I’m not playing that. “That was a rough visit with your sister.”
“Apparently, since it made me want to dehumanize you and use you for my own selfish reasons.” Her tone is light, but she keeps her eyes on the cat cave.
“You’re forgiven.” Her head jerks back around. “This is why I had to leave Oklahoma. I warned you about the stealth sexiness, and now it’s starting again. I thought I’d be safe in such a big state, but it overcame you. Don’t feel bad. You were always doomed.”
She stares at me for several long seconds—endless, excruciating seconds—before she snorts.
We sit in quiet. It feels okay. Likewe’reokay, even though she nearly just killed me with wanting. But once again, despite my best intentions, now is not the time to tell her about that first kiss. Not when she’s already feeling exposed.

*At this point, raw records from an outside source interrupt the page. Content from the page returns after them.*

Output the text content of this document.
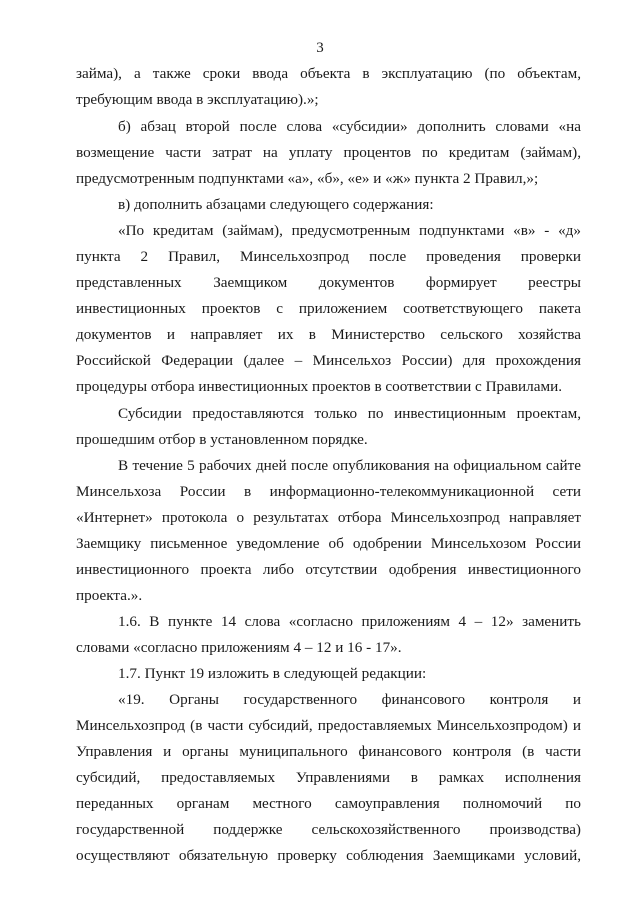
3
займа), а также сроки ввода объекта в эксплуатацию (по объектам,
требующим ввода в эксплуатацию).»;
б) абзац второй после слова «субсидии» дополнить словами «на
возмещение части затрат на уплату процентов по кредитам (займам),
предусмотренным подпунктами «а», «б», «е» и «ж» пункта 2 Правил,»;
в) дополнить абзацами следующего содержания:
«По кредитам (займам), предусмотренным подпунктами «в» - «д»
пункта 2 Правил, Минсельхозпрод после проведения проверки
представленных Заемщиком документов формирует реестры
инвестиционных проектов с приложением соответствующего пакета
документов и направляет их в Министерство сельского хозяйства
Российской Федерации (далее – Минсельхоз России) для прохождения
процедуры отбора инвестиционных проектов в соответствии с Правилами.
Субсидии предоставляются только по инвестиционным проектам,
прошедшим отбор в установленном порядке.
В течение 5 рабочих дней после опубликования на официальном сайте
Минсельхоза России в информационно-телекоммуникационной сети
«Интернет» протокола о результатах отбора Минсельхозпрод направляет
Заемщику письменное уведомление об одобрении Минсельхозом России
инвестиционного проекта либо отсутствии одобрения инвестиционного
проекта.».
1.6. В пункте 14 слова «согласно приложениям 4 – 12» заменить
словами «согласно приложениям 4 – 12 и 16 - 17».
1.7. Пункт 19 изложить в следующей редакции:
«19. Органы государственного финансового контроля и
Минсельхозпрод (в части субсидий, предоставляемых Минсельхозпродом) и
Управления и органы муниципального финансового контроля (в части
субсидий, предоставляемых Управлениями в рамках исполнения
переданных органам местного самоуправления полномочий по
государственной поддержке сельскохозяйственного производства)
осуществляют обязательную проверку соблюдения Заемщиками условий,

So I let the silence be, and so does she.
After a couple of minutes, she sighs and turns toward me. “What do you think?”
“About . . . ?”
“Me. What Kaitlyn said.”
“That it’s none of my business, and I’m sorry I keep accidentally hearing your family fights.”
“No direct answer.” She nods slowly a few times, and it has a gentle rhythm to it. “That’s not good.”
“It’s not my place to weigh in on this.” Not if I want her to keep talking to me.
She makes a frustrated noise. “I’m asking sincerely for you to tell me what you think.”
What does a good friend do here? Tell the hard truth? Be her hype man? What would I want someone to do for me?
“You like stasis,” I say, carefully sticking to neutral words.
“Meaning what?”
Pulling us from the brink of disaster a few minutes ago used up all my diplomacy. “That’s a deep conversation. It stresses me out to go into it without time to think first. Can we table this for now and come back to it later?”
“I get that you aren’t impulsive, but just tell me.” It’s a dig because I didn’t kiss her just now. I know it is.